Hailing from Long Island, Brady Rymer and crew deliver a tightly-honed all-American sound. "It's a Beauty" is a country charmer about an antique fire truck being restored for (what else) a parade. "Me On The Map" would not feel out of place on any Bon Jovi CD from the past 15 years. "Chain Reaction" and its Stax sound (horns, harmonies) should get the most recalcitrant kids up and dancing. The poignant "Hold This Home Together" describes the efforts of new parents negotiating responsibilities for their new child:

You say a prayer and I'll knock on wood.
You be the bad guy and I'll be the good.
You take the night shift and I got the dawn.
You sew a stitch and I'll sing a song.

The Little Band That Could (Claudia Mussen, Liz Queler, Seth Farber, Jeremy Chatzky, and Larry Eagle with Dan Myers on saxophone) need no compliments but I'll dole some out anyway for good measure. Many ensembles go through a feeling-out process that is sometimes discernible in the mix. No problems here as the band charges through the message-intensive "I Surprised Myself" and "Switcheroo Day," which asks children to consider how the world looks from other perspectives. The band operates as one cohesive unit and everyone gets their chance in the spotlight to shine.

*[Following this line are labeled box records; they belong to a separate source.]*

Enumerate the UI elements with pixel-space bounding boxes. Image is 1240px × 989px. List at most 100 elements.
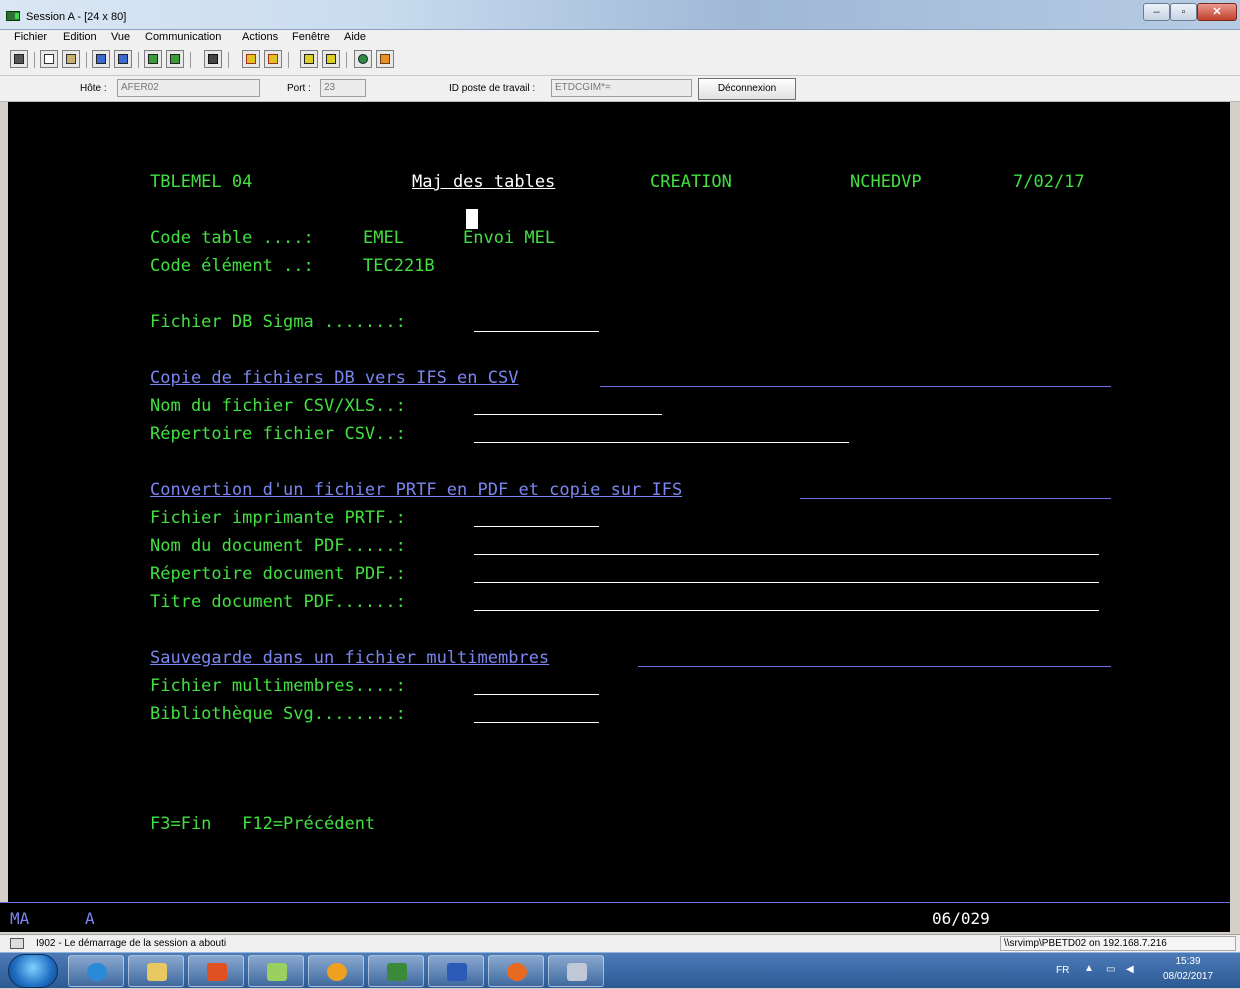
taskbar: FR ▲ ▭ ◀ 15:39 08/02/2017 (0, 952, 1240, 988)
keyboard-map-icon[interactable] (264, 50, 282, 68)
office-icon[interactable] (188, 955, 244, 987)
status-bar: I902 - Le démarrage de la session a abou… (0, 934, 1240, 952)
maximize-button[interactable]: ▫ (1170, 3, 1197, 21)
receive-icon[interactable] (114, 50, 132, 68)
host-field[interactable]: AFER02 (117, 79, 260, 97)
terminal-screen[interactable] (8, 102, 1230, 902)
app-icon[interactable] (6, 11, 20, 21)
title-bar: Session A - [24 x 80] – ▫ ✕ (0, 0, 1240, 30)
bibliotheque-label: Bibliothèque Svg........: (150, 704, 406, 724)
workstation-field[interactable]: ETDCGIM*= (551, 79, 692, 97)
host-label: Hôte : (80, 83, 107, 94)
globe-icon[interactable] (354, 50, 372, 68)
section-pdf-title: Convertion d'un fichier PRTF en PDF et c… (150, 480, 683, 500)
pdf-name-input[interactable] (474, 554, 1099, 555)
ie-icon[interactable] (68, 955, 124, 987)
toolbar-separator (288, 52, 289, 68)
program-name: TBLEMEL 04 (150, 172, 253, 192)
section-multimembres-title: Sauvegarde dans un fichier multimembres (150, 648, 550, 668)
menu-aide[interactable]: Aide (344, 31, 366, 43)
fichier-db-label: Fichier DB Sigma .......: (150, 312, 406, 332)
minimize-button[interactable]: – (1143, 3, 1170, 21)
toolbar-separator (228, 52, 229, 68)
network-icon[interactable]: ▭ (1106, 964, 1115, 975)
screen-title: Maj des tables (412, 172, 556, 192)
bibliotheque-input[interactable] (474, 722, 599, 723)
prtf-label: Fichier imprimante PRTF.: (150, 508, 406, 528)
pdf-title-input[interactable] (474, 610, 1099, 611)
transfer-up-icon[interactable] (300, 50, 318, 68)
tray-arrow-icon[interactable]: ▲ (1084, 963, 1094, 974)
menu-communication[interactable]: Communication (145, 31, 221, 43)
color-map-icon[interactable] (242, 50, 260, 68)
toolbar-separator (34, 52, 35, 68)
language-indicator[interactable]: FR (1056, 965, 1069, 976)
toolbar-separator (346, 52, 347, 68)
menu-bar: Fichier Edition Vue Communication Action… (0, 30, 1240, 46)
code-table-label: Code table ....: (150, 228, 314, 248)
csv-dir-label: Répertoire fichier CSV..: (150, 424, 406, 444)
firefox-icon[interactable] (488, 955, 544, 987)
section-multimembres-rule (638, 666, 1111, 667)
paste-icon[interactable] (62, 50, 80, 68)
volume-icon[interactable]: ◀ (1126, 964, 1134, 975)
pdf-name-label: Nom du document PDF.....: (150, 536, 406, 556)
start-button[interactable] (8, 954, 58, 988)
connection-bar: Hôte : AFER02 Port : 23 ID poste de trav… (0, 76, 1240, 102)
snipping-icon[interactable] (548, 955, 604, 987)
window-title: Session A - [24 x 80] (26, 11, 127, 23)
port-label: Port : (287, 83, 311, 94)
menu-edition[interactable]: Edition (63, 31, 97, 43)
code-table-description: Envoi MEL (463, 228, 556, 248)
pencil-icon[interactable] (376, 50, 394, 68)
prtf-input[interactable] (474, 526, 599, 527)
disconnect-button[interactable]: Déconnexion (698, 78, 796, 100)
multimembres-input[interactable] (474, 694, 599, 695)
macro-play-icon[interactable] (144, 50, 162, 68)
clock-date[interactable]: 08/02/2017 (1154, 971, 1222, 982)
menu-fenetre[interactable]: Fenêtre (292, 31, 330, 43)
user-label: NCHEDVP (850, 172, 922, 192)
screen-icon[interactable] (10, 50, 28, 68)
oia-mode: A (85, 909, 95, 928)
section-pdf-rule (800, 498, 1111, 499)
session-icon[interactable] (368, 955, 424, 987)
workstation-label: ID poste de travail : (449, 83, 536, 94)
toolbar (0, 46, 1240, 76)
code-element-value: TEC221B (363, 256, 435, 276)
mode-label: CREATION (650, 172, 732, 192)
csv-name-input[interactable] (474, 414, 662, 415)
explorer-icon[interactable] (128, 955, 184, 987)
toolbar-separator (190, 52, 191, 68)
word-icon[interactable] (428, 955, 484, 987)
pdf-dir-input[interactable] (474, 582, 1099, 583)
window-frame (1230, 102, 1240, 932)
pdf-dir-label: Répertoire document PDF.: (150, 564, 406, 584)
csv-dir-input[interactable] (474, 442, 849, 443)
menu-vue[interactable]: Vue (111, 31, 130, 43)
toolbar-separator (138, 52, 139, 68)
transfer-down-icon[interactable] (322, 50, 340, 68)
oia-indicator: MA (10, 909, 30, 928)
date-label: 7/02/17 (1013, 172, 1085, 192)
screen-capture-icon[interactable] (204, 50, 222, 68)
section-csv-title: Copie de fichiers DB vers IFS en CSV (150, 368, 519, 388)
pdf-title-label: Titre document PDF......: (150, 592, 406, 612)
send-icon[interactable] (92, 50, 110, 68)
operator-info-area: MA A 06/029 (0, 902, 1230, 932)
csv-name-label: Nom du fichier CSV/XLS..: (150, 396, 406, 416)
macro-record-icon[interactable] (166, 50, 184, 68)
copy-icon[interactable] (40, 50, 58, 68)
close-button[interactable]: ✕ (1197, 3, 1237, 21)
menu-actions[interactable]: Actions (242, 31, 278, 43)
folder-icon[interactable] (248, 955, 304, 987)
fichier-db-input[interactable] (474, 331, 599, 332)
menu-fichier[interactable]: Fichier (14, 31, 47, 43)
status-message: I902 - Le démarrage de la session a abou… (36, 938, 227, 949)
cursor-position: 06/029 (932, 909, 990, 928)
clock-time[interactable]: 15:39 (1160, 956, 1216, 967)
port-field[interactable]: 23 (320, 79, 366, 97)
app-orange-icon[interactable] (308, 955, 364, 987)
connection-info: \\srvimp\PBETD02 on 192.168.7.216 (1000, 936, 1236, 951)
code-element-label: Code élément ..: (150, 256, 314, 276)
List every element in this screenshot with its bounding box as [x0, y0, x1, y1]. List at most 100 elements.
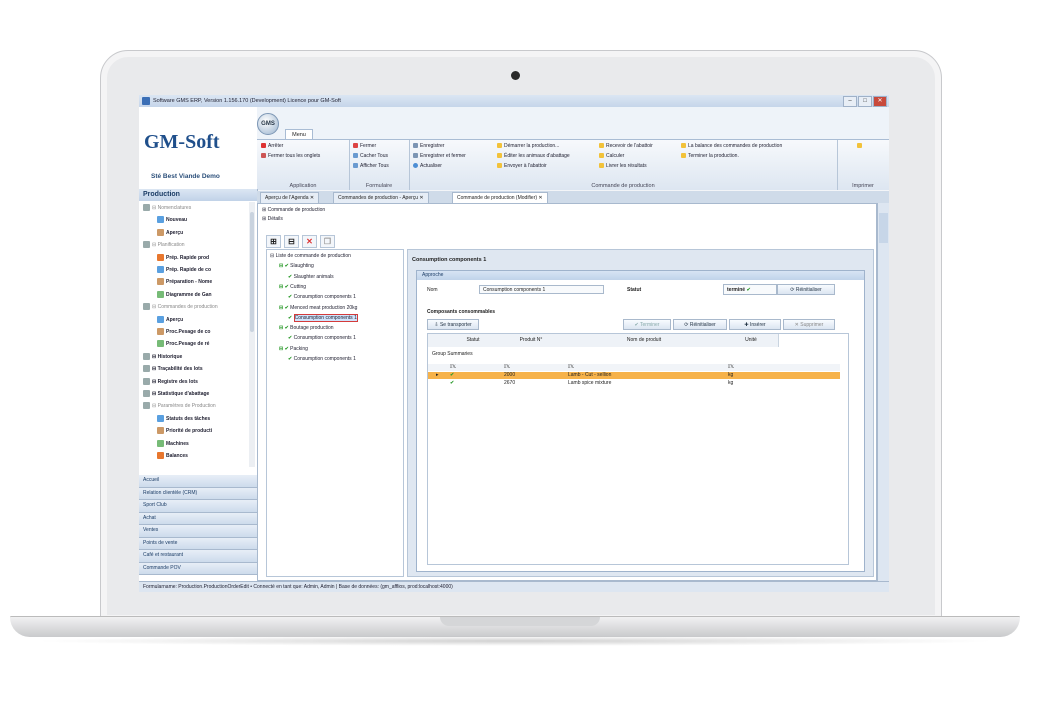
hide-all-button[interactable]: Cacher Tous	[353, 153, 388, 159]
production-tree-item[interactable]: ✔ Consumption components 1	[288, 294, 356, 300]
production-balance-button[interactable]: La balance des commandes de production	[681, 143, 782, 149]
finish-production-button[interactable]: Terminer la production.	[681, 153, 739, 159]
insert-button[interactable]: ✚ Insérer	[729, 319, 781, 330]
nav-button[interactable]: Relation clientèle (CRM)	[139, 487, 257, 500]
collapse-icon[interactable]: ⊟	[284, 235, 299, 248]
check-icon: ⊟ ✔	[279, 263, 291, 270]
production-tree-item[interactable]: ⊟ ✔ Slaughting	[279, 263, 314, 269]
tree-item-label: ⊟ Commandes de production	[152, 304, 218, 311]
edit-slaughter-animals-button[interactable]: Éditer les animaux d'abattage	[497, 153, 570, 159]
tree-item[interactable]: Nouveau	[157, 216, 187, 224]
production-tree-item[interactable]: ✔ Consumption components 1	[288, 313, 358, 322]
show-all-button[interactable]: Afficher Tous	[353, 163, 389, 169]
expand-icon[interactable]: ⊞	[266, 235, 281, 248]
tree-item-label: ⊟ Planification	[152, 242, 185, 249]
send-to-slaughterhouse-button[interactable]: Envoyer à l'abattoir	[497, 163, 547, 169]
tree-item[interactable]: ⊟ Commandes de production	[143, 303, 218, 311]
tree-toolbar: ⊞ ⊟ ✕ ❐	[266, 235, 335, 248]
nav-button[interactable]: Sport Club	[139, 500, 257, 513]
tree-item[interactable]: ⊟ Statistique d'abattage	[143, 390, 209, 397]
status-field[interactable]: terminé ✔	[723, 284, 777, 295]
table-row[interactable]: ✔ 2670 Lamb spice mixture kg	[428, 380, 840, 387]
status-bar: Formularname: Production.ProductionOrder…	[139, 581, 889, 592]
production-tree-item[interactable]: ⊟ ✔ Cutting	[279, 284, 306, 290]
finish-button[interactable]: ✔ Terminer	[623, 319, 671, 330]
production-tree-item[interactable]: ✔ Slaughter animals	[288, 274, 334, 280]
tree-item-icon	[157, 414, 164, 422]
app-menu-orb[interactable]: GMS	[257, 113, 279, 135]
tree-item[interactable]: Proc.Pesage de co	[157, 328, 210, 335]
filter-row[interactable]: 𝕀𝕏 𝕀𝕏 𝕀𝕏 𝕀𝕏	[428, 364, 840, 371]
save-button[interactable]: Enregistrer	[413, 143, 444, 149]
section-production-order[interactable]: ⊞ Commande de production	[262, 206, 325, 215]
delete-icon[interactable]: ✕	[302, 235, 317, 248]
production-tree-label: Boutage production	[290, 325, 334, 332]
tree-item[interactable]: Prép. Rapide de co	[157, 266, 211, 273]
print-button[interactable]	[857, 143, 864, 149]
tree-item-label: ⊟ Paramètres de Production	[152, 403, 216, 410]
tree-item-icon	[157, 216, 164, 224]
grid-header-product-name[interactable]: Nom de produit	[564, 334, 725, 347]
maximize-icon[interactable]: □	[858, 96, 872, 107]
grid-header-status[interactable]: Statut	[448, 334, 499, 347]
calculate-button[interactable]: Calculer	[599, 153, 624, 159]
section-details[interactable]: ⊞ Détails	[262, 215, 283, 224]
deliver-results-button[interactable]: Livrer les résultats	[599, 163, 647, 169]
tree-item-label: Prép. Rapide prod	[166, 254, 210, 261]
grid-header-product-no[interactable]: Produit N°	[498, 334, 565, 347]
close-form-button[interactable]: Fermer	[353, 143, 376, 149]
save-and-close-button[interactable]: Enregistrer et fermer	[413, 153, 466, 159]
production-tree-item[interactable]: ✔ Consumption components 1	[288, 335, 356, 341]
nav-button[interactable]: Points de vente	[139, 537, 257, 550]
delete-button[interactable]: ✕ Supprimer	[783, 319, 835, 330]
close-icon[interactable]: ✕	[873, 96, 887, 107]
table-row[interactable]: ▸ ✔ 2000 Lamb - Cut - sellion kg	[428, 372, 840, 379]
tree-item[interactable]: ⊟ Registre des lots	[143, 377, 198, 385]
production-tree-item[interactable]: ⊟ Liste de commande de production	[270, 253, 351, 259]
tree-item[interactable]: Prép. Rapide prod	[157, 253, 210, 261]
content-area: ⊞ Commande de production ⊞ Détails ⊞ ⊟ ✕…	[257, 203, 877, 581]
production-tree-item[interactable]: ✔ Consumption components 1	[288, 356, 356, 362]
window-title: Software GMS ERP, Version 1.156.170 (Dev…	[153, 98, 341, 104]
tree-item-label: Aperçu	[166, 229, 184, 236]
detail-panel: Consumption components 1 Approche Nom Co…	[407, 249, 874, 577]
nav-button[interactable]: Accueil	[139, 475, 257, 488]
tree-item-label: Prép. Rapide de co	[166, 267, 212, 273]
copy-icon[interactable]: ❐	[320, 235, 335, 248]
reset-button[interactable]: ⟳ Réinitialiser	[673, 319, 727, 330]
side-tab[interactable]	[879, 213, 888, 243]
tree-item[interactable]: ⊟ Nomenclatures	[143, 204, 191, 211]
nav-button[interactable]: Achat	[139, 512, 257, 525]
production-tree-item[interactable]: ⊟ ✔ Boutage production	[279, 325, 334, 331]
load-button[interactable]: ⇩ Se transporter	[427, 319, 479, 330]
refresh-button[interactable]: Actualiser	[413, 163, 442, 169]
tree-item[interactable]: Priorité de producti	[157, 427, 212, 435]
tree-item[interactable]: Diagramme de Gan	[157, 290, 212, 298]
tree-item[interactable]: Statuts des tâches	[157, 414, 210, 422]
grid-header-unit[interactable]: Unité	[724, 334, 779, 347]
nav-button[interactable]: Ventes	[139, 525, 257, 538]
tree-item[interactable]: Aperçu	[157, 228, 184, 236]
tree-scrollbar[interactable]	[249, 202, 255, 467]
tree-item[interactable]: ⊟ Traçabilité des lots	[143, 365, 203, 373]
close-all-tabs-button[interactable]: Fermer tous les onglets	[261, 153, 320, 159]
name-input[interactable]: Consumption components 1	[479, 285, 604, 294]
stop-button[interactable]: Arrêter	[261, 143, 283, 149]
tree-item[interactable]: Aperçu	[157, 315, 183, 323]
tree-item[interactable]: Machines	[157, 439, 189, 447]
start-production-button[interactable]: Démarrer la production...	[497, 143, 559, 149]
production-tree-item[interactable]: ⊟ ✔ Menced meat production 20kg	[279, 305, 357, 311]
tree-item[interactable]: ⊟ Planification	[143, 241, 185, 249]
tree-item[interactable]: ⊟ Paramètres de Production	[143, 402, 216, 410]
receive-from-slaughterhouse-button[interactable]: Recevoir de l'abattoir	[599, 143, 653, 149]
check-icon: ✔	[746, 287, 751, 293]
minimize-icon[interactable]: –	[843, 96, 857, 107]
tree-item[interactable]: ⊟ Historique	[143, 352, 182, 360]
reset-status-button[interactable]: ⟳ Réinitialiser	[777, 284, 835, 295]
nav-button[interactable]: Café et restaurant	[139, 550, 257, 563]
production-tree-item[interactable]: ⊟ ✔ Packing	[279, 346, 308, 352]
tree-item[interactable]: Proc.Pesage de ré	[157, 340, 209, 348]
nav-button[interactable]: Commande POV	[139, 562, 257, 575]
tree-item[interactable]: Balances	[157, 452, 188, 459]
tree-item[interactable]: Préparation - Nome	[157, 278, 212, 286]
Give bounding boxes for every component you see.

For a while we thought Brady might be putting his group on the back burner to concentrate on his side gig, playing bass for the Laurie Berkner Band. But the band continues to record and perform and hasn't missed a step. We've felt a strong personal connection to Brady since the release of his 2011 CD, LOVE ME FOR WHO I AM, which grew out of his experience performing for and working with kids with Autism, Asperger's Syndrome and related disorders. This is not an intermittent or transient choice that coincidentally comes and goes depending on the release date of a new CD. Brady works with these kids every year. NEWSDAY caught a recent performance in May.

Many high-functioning special needs children want to "pass" as typical. It's easier for them to get through the day if their idiosyncrasies don't draw undue attention. But Brady's music promotes kids being kids and celebrates their differences. Ironically, we've found that the best children's music is produced by artists who "pass" as typical; It doesn't matter if there are kids around, Brady Rymer and the Little Band That Could will get you rocking with PRESS PLAY.